1. Zum Leistungsausschluss nach § 7 Abs 1 S 2 Nr 1 SGB II für "Ausländerinnen und Ausländer, die weder in der Bundesrepublik Deutschland Arbeitnehmerinnen, Arbeitnehmer oder Selbständige noch aufgrund des § 2 Abs 3 des Freizügigkeitsgesetzes/EU freizügigkeitsberechtigt sind, und ihre Familienangehörigen für die ersten drei Monate ihres Aufenthalts".

2. § 21 S 1 SGB XII steht der Gewährung von Leistungen nach § 23 Abs 1 S 3 SGB XII im Ermessenswege an erwerbsfähige Hilfebedürftige, die EU-Staatsangehörige sind, entgegen. § 21 S 1 SGB XII stellt grundsätzlich eine "Anwendungssperre" für erwerbsfähige Hilfebedürftige im Hinblick auf den Zugang zu Leistungen nach dem SGB XII dar; die vom BSG zu dem Leistungsausschluss nach § 7 Abs 4 SGB II entwickelten Grundsätze lassen sich nicht auf den Leistungsausschluss des § 7 Abs 1 S 2 Nr 1 SGB II übertragen (Fortführung von SG Dortmund vom 18.4.2016 - S 32 AS 380/16 ER (zu § 7 Abs 1 S 2 Nr 2 SGB II); entgegen BSG vom 3.12.2015 - B 4 AS 44/15 R = BSGE 120, 149 = SozR 4-4200 § 7 Nr 43 und vom 20.1.2016 - B 14 AS 35/15 R = SozR 4-4200 § 7 Nr 47 (ebenfalls zu § 7 Abs 1 S 2 Nr 2 SGB II); Anschluss an SG Dortmund vom 11.2.2016 - S 35 AS 5396/15 ER, LSG Essen vom 7.3.2016 - L 12 SO 79/16 B ER, LSG Celle-Bremen vom 22.2.2016 - L 9 AS 1335/15 B ER = NdsRpfl 2016, 168 (alle ebenfalls zu § 7 Abs 1 S 2 Nr 2 SGB II)).
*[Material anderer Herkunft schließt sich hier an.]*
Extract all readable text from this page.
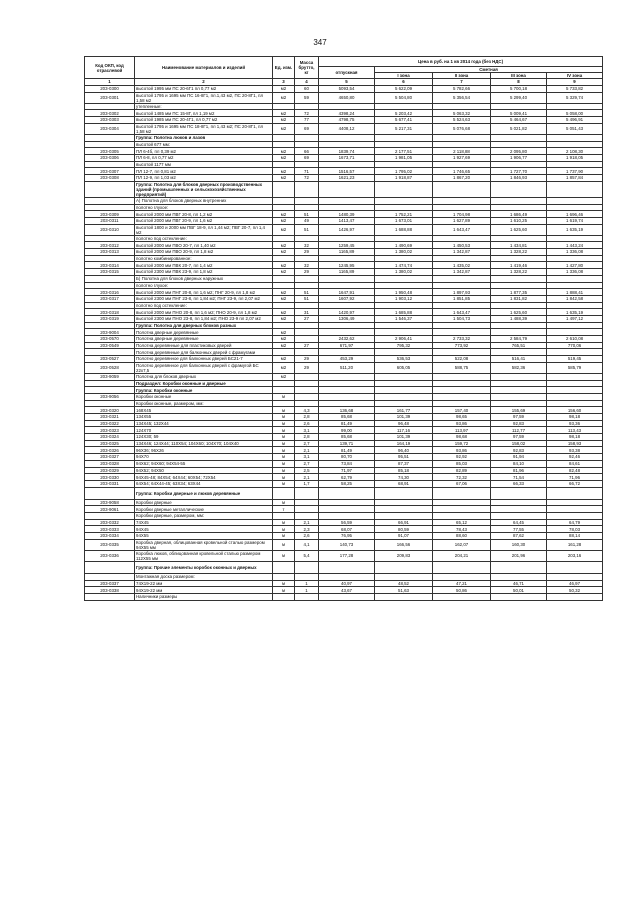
347
Код ОКП, код отраслевой	Наименование материалов и изделий	Ед. изм.	Масса брутто, кг	Цена в руб. на 1 кв 2014 года (без НДС)				
				отпускная	Сметная			
					I зона	II зона	III зона	IV зона
1	2	3	4	5	6	7	8	9
203-0300	высотой 1995 мм ПС 20-6Г1 пл 0,77 м2	м2	60	5093,54	5 622,09	5 782,66	5 700,18	5 733,82
203-0301	высотой 1795 и 1695 мм ПС 16-8Г1, пл.1,43 м2, ПС 20-8Г1, пл 1,58 м2	м2	59	4650,80	5 504,80	5 356,54	5 299,40	5 329,74
	утепленные:							
203-0302	высотой 1485 мм ПС 15-8Г, пл 1,19 м2	м2	72	4398,24	5 203,42	5 063,32	5 009,41	5 058,00
203-0303	высотой 1985 мм ПС 20-4Г1, пл 0,77 м2	м2	77	4798,75	5 677,41	5 524,63	5 464,67	5 496,91
203-0304	высотой 1795 и 1695 мм ПС 18-8Г1, пл 1,43 м2; ПС 20-8Г1, пл 1,58 м2	м2	69	4408,12	5 217,31	5 076,68	5 021,82	5 051,43
	Группа: Полотна люков и лазов							
	высотой 677 мм:							
203-0305	ПЛ 6-4б, пл 0,39 м2	м2	66	1839,74	2 177,51	2 118,88	2 095,80	2 108,30
203-0306	ПЛ 6-8, пл 0,77 м2	м2	69	1673,71	1 981,05	1 927,69	1 906,77	1 918,05
	высотой 1177 мм							
203-0307	ПЛ 12-7, пл 0,81 м2	м2	71	1516,57	1 795,02	1 746,65	1 727,70	1 737,90
203-0308	ПЛ 12-9, пл 1,03 м2	м2	72	1621,23	1 918,87	1 867,20	1 846,93	1 857,84
	Группа: Полотна для блоков дверных производственных зданий (промышленных и сельскохозяйственных предприятий)							
	А) Полотна для блоков дверных внутренних							
	полотно глухое:							
203-0309	высотой 2000 мм ПВГ 20-8, пл 1,2 м2	м2	51	1480,39	1 752,21	1 704,98	1 686,49	1 696,46
203-0311	высотой 2000 мм ПВГ 20-9, пл 1,6 м2	м2	49	1413,47	1 673,01	1 627,89	1 610,25	1 619,74
203-0310	высотой 1800 и 2000 мм ПВГ 18-9, пл 1,44 м2; ПВГ 20-7, пл 1,4 м2	м2	51	1426,97	1 688,88	1 643,47	1 625,60	1 635,19
	полотно под остекление:							
203-0312	высотой 2000 мм ПВО 20-7, пл 1,40 м2	м2	32	1259,45	1 490,69	1 450,53	1 434,81	1 443,24
203-0313	высотой 2000 мм ПВО 20-9, пл 1,8 м2	м2	29	1165,89	1 380,02	1 342,87	1 328,22	1 336,08
	полотно комбинированное:							
203-0314	высотой 2000 мм ПВК 20-7, пл 1,4 м2	м2	32	1245,95	1 474,74	1 435,02	1 419,46	1 427,80
203-0315	высотой 2300 мм ПВК 23-9, пл 1,8 м2	м2	29	1165,89	1 380,02	1 342,87	1 328,22	1 336,08
	Б) Полотна для блоков дверных наружных							
	полотно глухое:							
203-0316	высотой 2000 мм ПНГ 20-8, пл 1,6 м2; ПНГ 20-9, пл 1,8 м2	м2	51	1647,91	1 950,48	1 897,93	1 877,35	1 888,41
203-0317	высотой 2300 мм ПНГ 23-8, пл 1,84 м2; ПНГ 23-9, пл 2,07 м2	м2	51	1607,92	1 903,12	1 851,85	1 831,82	1 842,58
	полотно под остекление:							
203-0318	высотой 2000 мм ПНО 20-8, пл 1,6 м2; ПНО 20-9, пл 1,8 м2	м2	31	1420,97	1 685,88	1 643,47	1 625,60	1 635,19
203-0319	высотой 2300 мм ПНО 23-8, пл 1,84 м2; ПНО 23-9 пл 2,07 м2	м2	27	1306,49	1 546,37	1 504,73	1 488,39	1 497,12
	Группа: Полотна для дверных блоков разных							
203-9004	Полотна дверные деревянные	м2						
203-0570	Полотна дверные деревянные	м2		2432,62	2 906,41	2 733,32	2 584,79	2 610,08
203-0549	Полотна деревянные для пластиковых дверей	м2	27	671,97	795,32	773,92	765,51	770,06
	Полотна деревянные для балконных дверей с фрамугами							
203-0527	Полотно деревянное для балконных дверей БС21-7	м2	29	453,29	536,53	522,08	516,41	519,45
203-0528	Полотно деревянное для балконных дверей с фрамугой БС 22х7,5	м2	29	511,20	605,05	588,75	582,36	585,79
203-9059	Полотна для блоков дверных	м2						
	Подраздел: Коробки оконные и дверные							
	Группа: Коробки оконные							
203-9056	Коробки оконные	м						
	Коробки оконные, размером, мм:							
203-0320	168Х45	м	4,3	136,68	161,77	157,40	155,69	156,60
203-0321	134Х55	м	2,8	85,68	101,39	98,65	97,59	98,18
203-0322	134Х45; 132Х44	м	2,6	81,49	96,48	93,86	92,83	93,36
203-0323	124Х70	м	3,1	99,00	117,16	113,97	112,77	113,43
203-0324	124Х30; 59	м	2,8	85,68	101,39	98,68	97,59	98,18
203-0325	134Х46; 124Х44; 110Х54; 104Х60; 104Х70; 104Х40	м	2,7	139,71	164,19	159,72	158,02	158,93
203-0326	96Х36; 96Х26	м	2,1	81,49	96,40	93,86	92,83	93,38
203-0327	94Х70	м	3,1	80,70	95,51	92,92	91,94	92,46
203-0328	94Х62; 94Х60; 94Х54-55	м	2,7	73,84	87,37	85,03	84,10	84,61
203-0329	94Х52; 94Х50	м	2,5	71,97	85,18	82,89	81,96	82,48
203-0330	94Х45-48; 84Х54; 64Х44; 60Х54; 72Х54	м	2,1	62,79	74,30	72,32	71,54	71,96
203-0331	64Х54; 64Х44-45; 63Х34; 63Х44	м	1,7	58,25	68,91	67,06	66,33	66,72
	Группа: Коробки дверные и люков деревянные							
203-9058	Коробки дверные	м						
203-9061	Коробки дверные металлические	т						
	Коробки дверные, размером, мм:							
203-0332	74Х45	м	2,1	56,59	66,91	65,12	64,45	64,79
203-0333	94Х45	м	2,3	68,07	80,59	78,43	77,55	78,03
203-0334	94Х55	м	2,6	76,95	91,07	88,60	87,62	88,14
203-0335	Коробка дверная, облицованная кровельной сталью размером 94Х55 мм	м	4,1	140,73	166,56	162,07	160,30	161,28
203-0336	Коробка люков, облицованная кровельной сталью размером 112Х55 мм	м	5,4	177,28	209,83	204,21	201,96	203,16
	Группа: Прочие элементы коробок оконных и дверных							
	Монтажная доска размером:							
203-0337	74Х19-22 мм	м	1	40,97	48,52	47,21	46,71	46,97
203-0338	94Х19-22 мм	м	1	43,67	51,63	50,86	50,01	50,32
	Наличники размеры							
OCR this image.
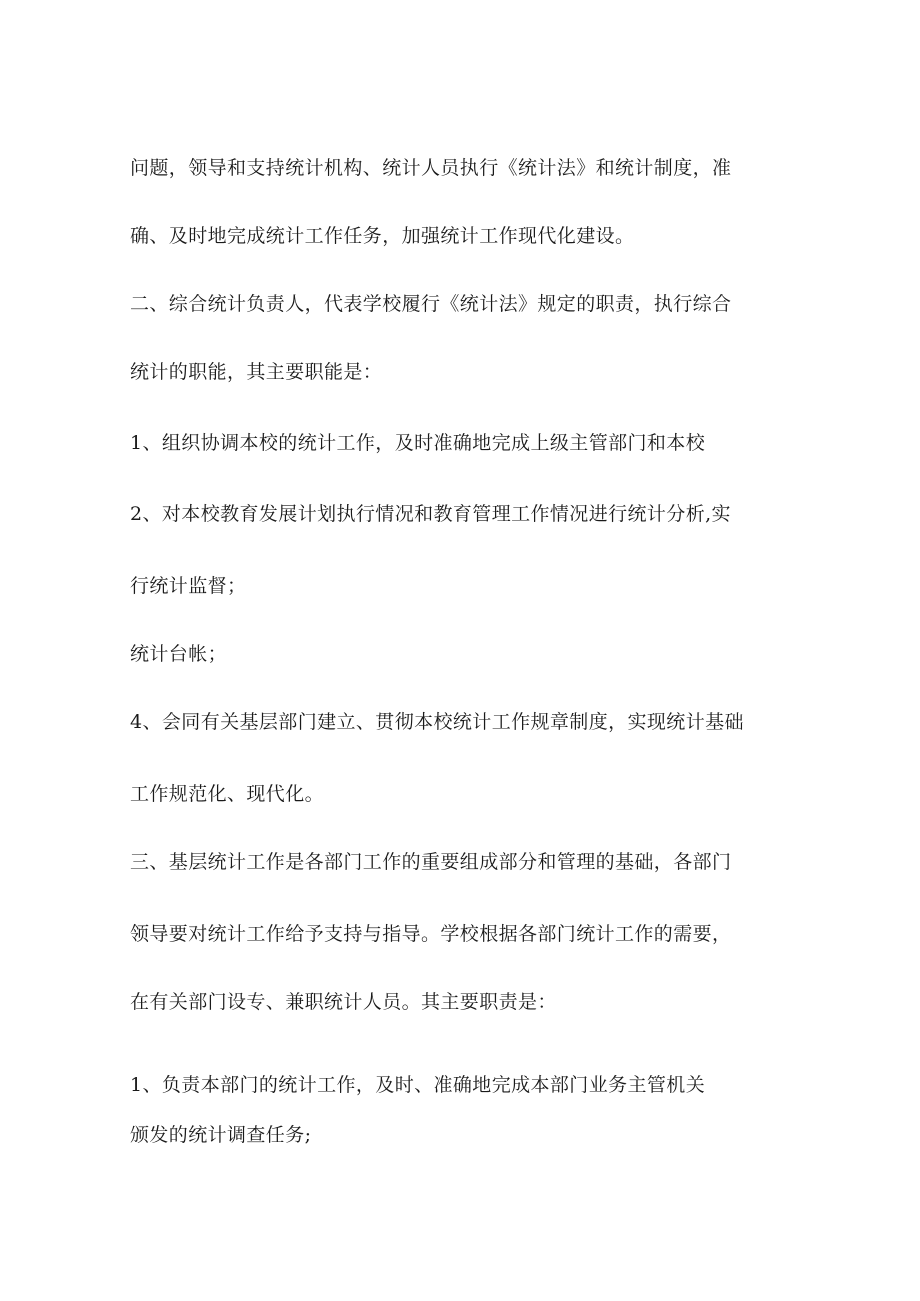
问题，领导和支持统计机构、统计人员执行《统计法》和统计制度，准

确、及时地完成统计工作任务，加强统计工作现代化建设。

二、综合统计负责人，代表学校履行《统计法》规定的职责，执行综合

统计的职能，其主要职能是：

1、组织协调本校的统计工作，及时准确地完成上级主管部门和本校

2、对本校教育发展计划执行情况和教育管理工作情况进行统计分析,实

行统计监督；

统计台帐；

4、会同有关基层部门建立、贯彻本校统计工作规章制度，实现统计基础

工作规范化、现代化。

三、基层统计工作是各部门工作的重要组成部分和管理的基础，各部门

领导要对统计工作给予支持与指导。学校根据各部门统计工作的需要，

在有关部门设专、兼职统计人员。其主要职责是：

1、负责本部门的统计工作，及时、准确地完成本部门业务主管机关

颁发的统计调查任务;
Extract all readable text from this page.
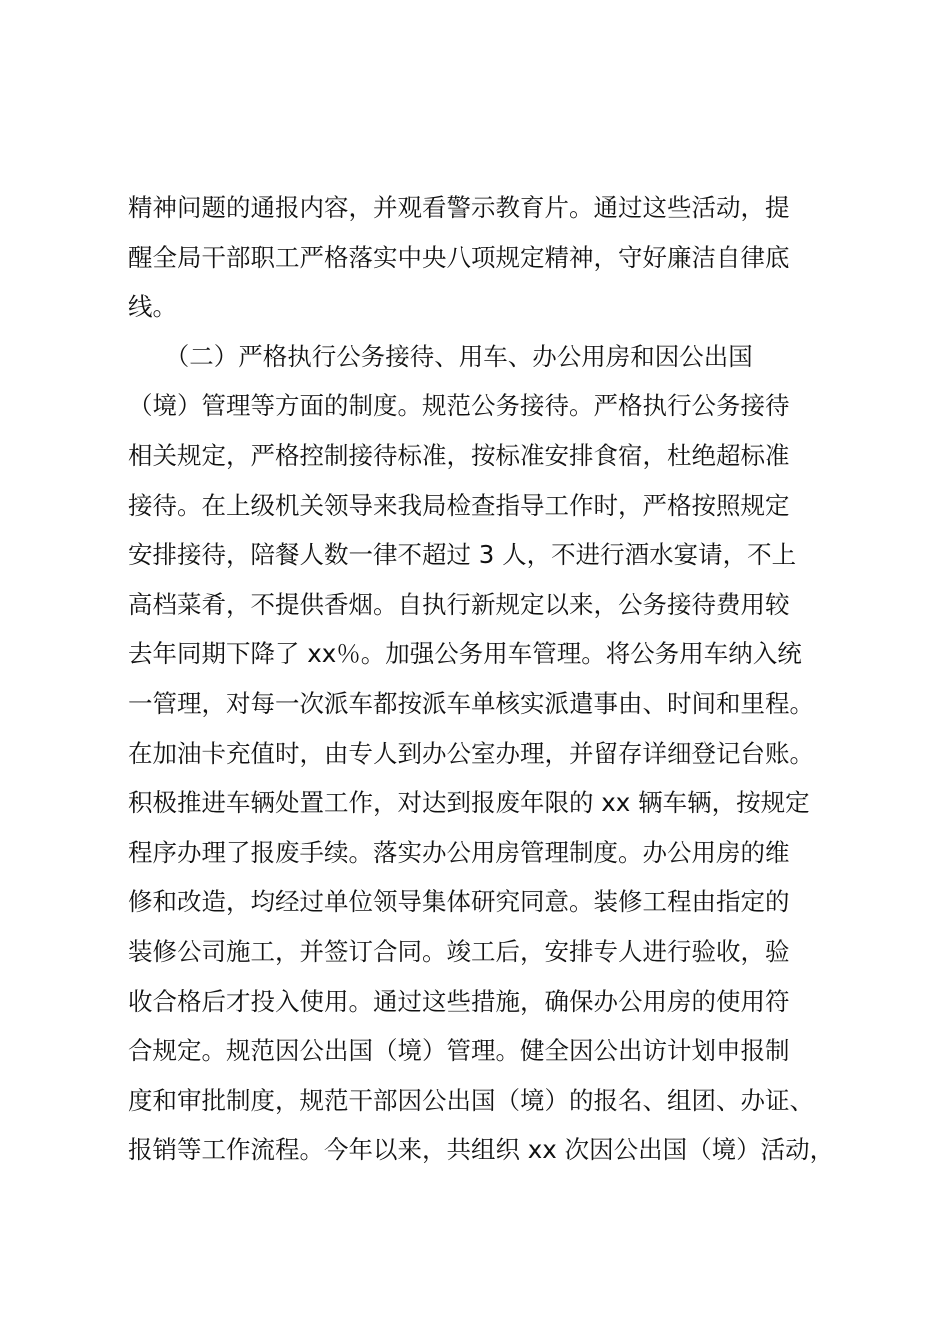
精神问题的通报内容，并观看警示教育片。通过这些活动，提
醒全局干部职工严格落实中央八项规定精神，守好廉洁自律底
线。
　　（二）严格执行公务接待、用车、办公用房和因公出国
（境）管理等方面的制度。规范公务接待。严格执行公务接待
相关规定，严格控制接待标准，按标准安排食宿，杜绝超标准
接待。在上级机关领导来我局检查指导工作时，严格按照规定
安排接待，陪餐人数一律不超过 3 人，不进行酒水宴请，不上
高档菜肴，不提供香烟。自执行新规定以来，公务接待费用较
去年同期下降了 xx％。加强公务用车管理。将公务用车纳入统
一管理，对每一次派车都按派车单核实派遣事由、时间和里程。
在加油卡充值时，由专人到办公室办理，并留存详细登记台账。
积极推进车辆处置工作，对达到报废年限的 xx 辆车辆，按规定
程序办理了报废手续。落实办公用房管理制度。办公用房的维
修和改造，均经过单位领导集体研究同意。装修工程由指定的
装修公司施工，并签订合同。竣工后，安排专人进行验收，验
收合格后才投入使用。通过这些措施，确保办公用房的使用符
合规定。规范因公出国（境）管理。健全因公出访计划申报制
度和审批制度，规范干部因公出国（境）的报名、组团、办证、
报销等工作流程。今年以来，共组织 xx 次因公出国（境）活动，
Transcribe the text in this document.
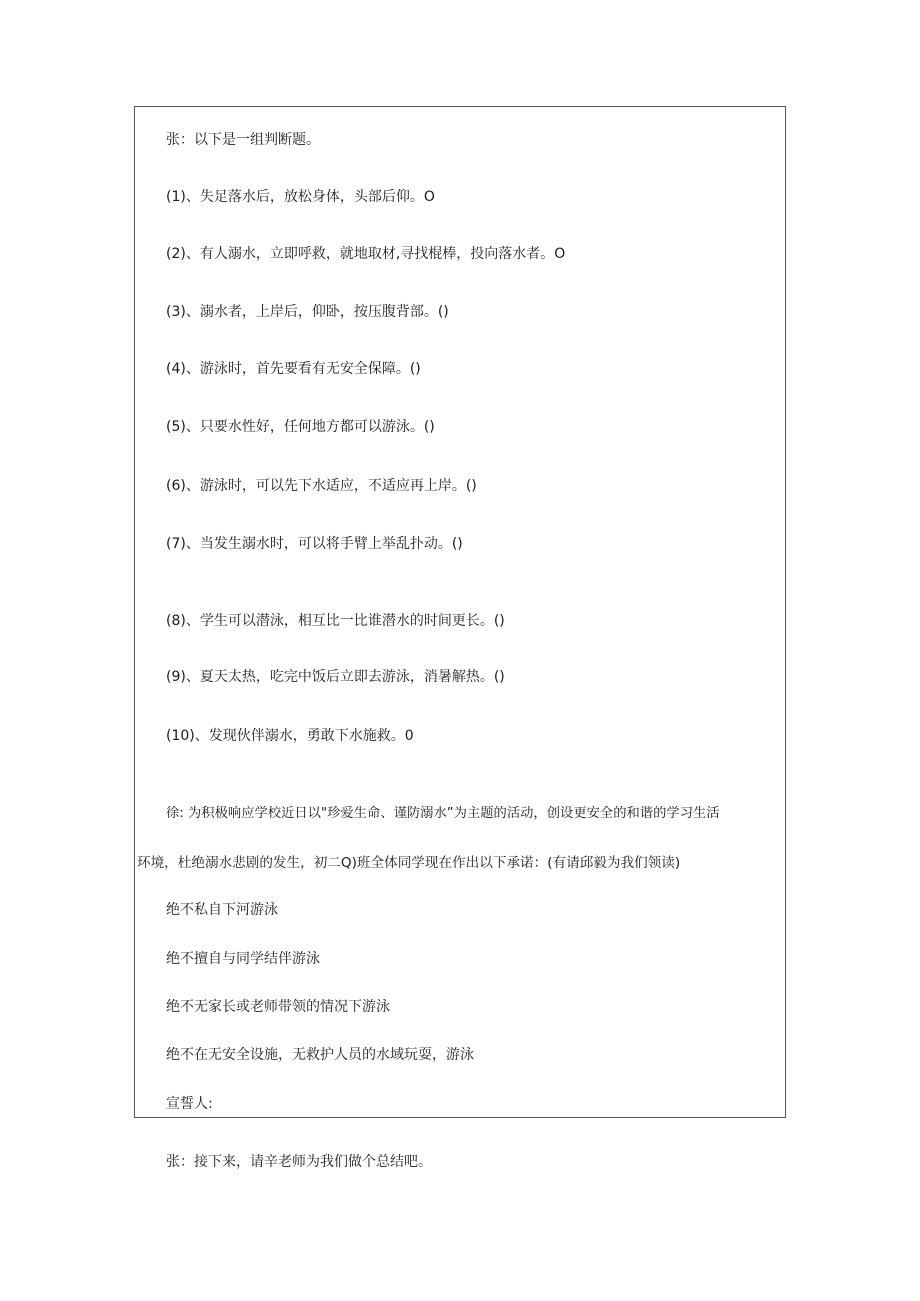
张：以下是一组判断题。
(1)、失足落水后，放松身体，头部后仰。O
(2)、有人溺水，立即呼救，就地取材,寻找棍棒，投向落水者。O
(3)、溺水者，上岸后，仰卧，按压腹背部。()
(4)、游泳时，首先要看有无安全保障。()
(5)、只要水性好，任何地方都可以游泳。()
(6)、游泳时，可以先下水适应，不适应再上岸。()
(7)、当发生溺水时，可以将手臂上举乱扑动。()
(8)、学生可以潜泳，相互比一比谁潜水的时间更长。()
(9)、夏天太热，吃完中饭后立即去游泳，消暑解热。()
(10)、发现伙伴溺水，勇敢下水施救。0
徐: 为积极响应学校近日以"珍爱生命、谨防溺水”为主题的活动，创设更安全的和谐的学习生活
环境，杜绝溺水悲剧的发生，初二Q)班全体同学现在作出以下承诺：(有请邱毅为我们领读)
绝不私自下河游泳
绝不擅自与同学结伴游泳
绝不无家长或老师带领的情况下游泳
绝不在无安全设施，无救护人员的水域玩耍，游泳
宣誓人:
张：接下来，请辛老师为我们做个总结吧。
3. Hielte man Leistungen nach dem SGB XII für erwerbsfähige EU-Bürger nicht schon wegen § 21 S 1 SGB XII für ausgeschlossen, besäßen diese Personen, wenn sie nicht unter § 23 Abs 3 S 1 Alt 1 SGB XII fallen, ausgerechnet in den ersten drei Monaten ihres Deutschlandaufenthalts einen gebundenen Anspruch nach §§ 23 Abs 1 S 1, 27 ff SGB XII, weil § 23 Abs 3 SGB XII für diesen Zeitraum, in dem das von § 2 Abs 2 FreizügG/EU (juris: FreizügG/EU 2004) abzugrenzende und voraussetzungslose, insbesondere keine Arbeitssuche voraussetzende Aufenthaltsrecht nach § 2 Abs 5 FreizügG/EU besteht, keinen der Regelung des § 7 Abs 1 S 2 Nr 1 SGB II entsprechenden Leistungsausschluss enthält. Die Auffassung des BSG hätte daher zur Folge, dass in den ersten drei Monaten ein gebundener Anspruch auf Hilfe zum Lebensunterhalt in gesetzlichem Umfang bestünde, in den Monaten 4-6 nur ein Anspruch auf eine fehlerfreie Ermessensentscheidung nach § 23 Abs 1 S 3 SGB XII und ab dem 7. Monat dann wieder eine Quasi-Anspruch aufgrund Ermessensreduzierung auf Null. Ein solches Ergebnis - eine sozialleistungsrechtliche "Achterbahnfahrt" - erscheint kaum nachvollziehbar (Fortführung von SG Dortmund vom 18.4.2016 - S 32 AS 380/16 ER).

4. Der Leistungsausschluss nach § 23 Abs 3 S 1 Alt 1 SGB XII (Einreise, um Sozialhilfe zu erlangen) greift ein, wenn das Motiv, Sozialhilfe zu erlangen, für den Ausländer neben anderen Einreisegründen so wichtig war, dass er ansonsten nicht eingereist wäre (Anschluss an LSG Stuttgart vom 22.6.2016 - L 2 SO 2095/16 ER-B = ASR 2016, 161).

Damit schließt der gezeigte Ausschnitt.